En medio de un mundo que parece avanzar sin Dios, una vez más los jóvenes están demostrando que la Iglesia no está muerta, que Cristo sigue vivo, y que su Espíritu continúa renovando todas las cosas. Desde el pasado martes 29 de julio, Roma se ha convertido en el corazón palpitante de esta juventud que, a contracorriente de la lógica del mundo, busca a Dios, lo adora y lo anuncia con alegría.
Ha comenzado oficialmente el Jubileo de los Jóvenes, dentro del gran itinerario del Jubileo 2025, convocado por el Papa Francisco con el lema: Peregrinos de esperanza. Se espera que más de un millón de jóvenes se congreguen en la Ciudad Eterna para vivir días de encuentro, fe, comunión y testimonio. Esta multitud no es solo un dato numérico: es el signo visible de una Iglesia joven, viva, dispuesta a caminar con decisión tras las huellas de Cristo.
Ya lo vivimos en la inolvidable Jornada Mundial de la Juventud de Lisboa. Jóvenes de los cinco continentes llenaron calles, iglesias y plazas con cantos, oración, silencio, confesiones, Eucaristía, misiones, adoración... Y hoy, desde Roma, se renueva esa misma esperanza: los jóvenes no son el futuro de la Iglesia, son su presente.
Una imagen de Iglesia universal
Lo más impresionante no fue la emoción de un encuentro multitudinario, ni siquiera la posterior aparición del Papa, sino que todos estaban allí por lo esencial: para celebrar la Santa Misa. En el verdadero centro de la vida cristiana, en torno al altar del Sacrificio, se unieron en adoración al Señor. Esa fue la razón del encuentro: Cristo Eucaristía, el eje y el centro de la vida de todo bautizado.
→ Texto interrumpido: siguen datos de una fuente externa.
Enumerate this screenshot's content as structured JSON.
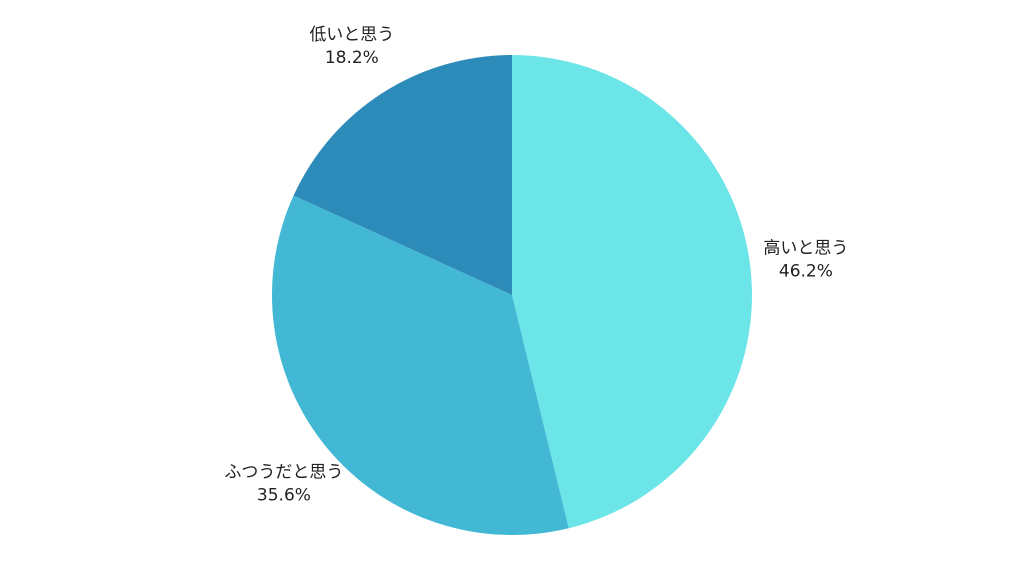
{
  "chart_data": {
    "type": "pie",
    "categories": [
      "高いと思う",
      "ふつうだと思う",
      "低いと思う"
    ],
    "values": [
      46.2,
      35.6,
      18.2
    ],
    "value_labels": [
      "46.2%",
      "35.6%",
      "18.2%"
    ],
    "colors": [
      "#6ce5e8",
      "#42b8d5",
      "#2d8bba"
    ]
  }
}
No se reunieron para ver al Papa —aunque luego apareció por sorpresa— sino para vivir lo más grande que un cristiano puede vivir: la Eucaristía.
León XIV: “Ustedes son la sal de la tierra… la luz del mundo”
“Jesús les dice: ‘Ustedes son la sal de la tierra […] la luz del mundo’ (Mt 5,13-14). Y hoy sus voces, su entusiasmo, sus gritos —que son todos por Jesucristo— los van a escuchar hasta el fin del mundo.
Están comenzando unos días, un camino, el Jubileo de la esperanza. El mundo necesita mensajes de esperanza; ustedes son ese mensaje, y tienen que seguir dando esperanza a todos.
Oremos por la paz y seamos testigos de la paz de Jesucristo, de la reconciliación, esta luz del mundo que todos estamos buscando”.
El Santo Padre impartió la bendición apostólica e invitó a todos a continuar el camino jubilar, que culminará en Tor Vergata, lugar simbólico de las grandes vigilias con los jóvenes en Roma.
Testigos de esperanza
Desde el inicio de su pontificado, el Papa León XIV ha dirigido palabras de aliento y de exigencia a los jóvenes, llamándolos a vivir el Evangelio con autenticidad. En su mensaje para este Jubileo ha recordado que:
“La esperanza cristiana no es una ilusión, sino una certeza arraigada en el amor de Dios, que nunca defrauda”.
Y es precisamente esta esperanza la que hoy miles de jóvenes están haciendo visible con su testimonio.
En un tiempo donde el relativismo, el individualismo y la indiferencia amenazan con apagar la llama del Evangelio, los jóvenes están mostrando que es posible vivir la fe con radicalidad, con coherencia, con alegría. No buscan espectáculos vacíos ni ideologías pasajeras. Buscan a Cristo. Y lo están encontrando en la Iglesia, en los sacramentos, en la comunión fraterna, en la misión.
El futuro ya está aquí
Que este Jubileo de los Jóvenes sea una llamada a toda la Iglesia para no tener miedo, para confiar en las nuevas generaciones, para acompañarlas con verdad y amor. Porque donde hay jóvenes que aman a Cristo, la Iglesia florece. Y como recuerda la bula de este Año Jubilar: Spes non confundit, la esperanza no defrauda.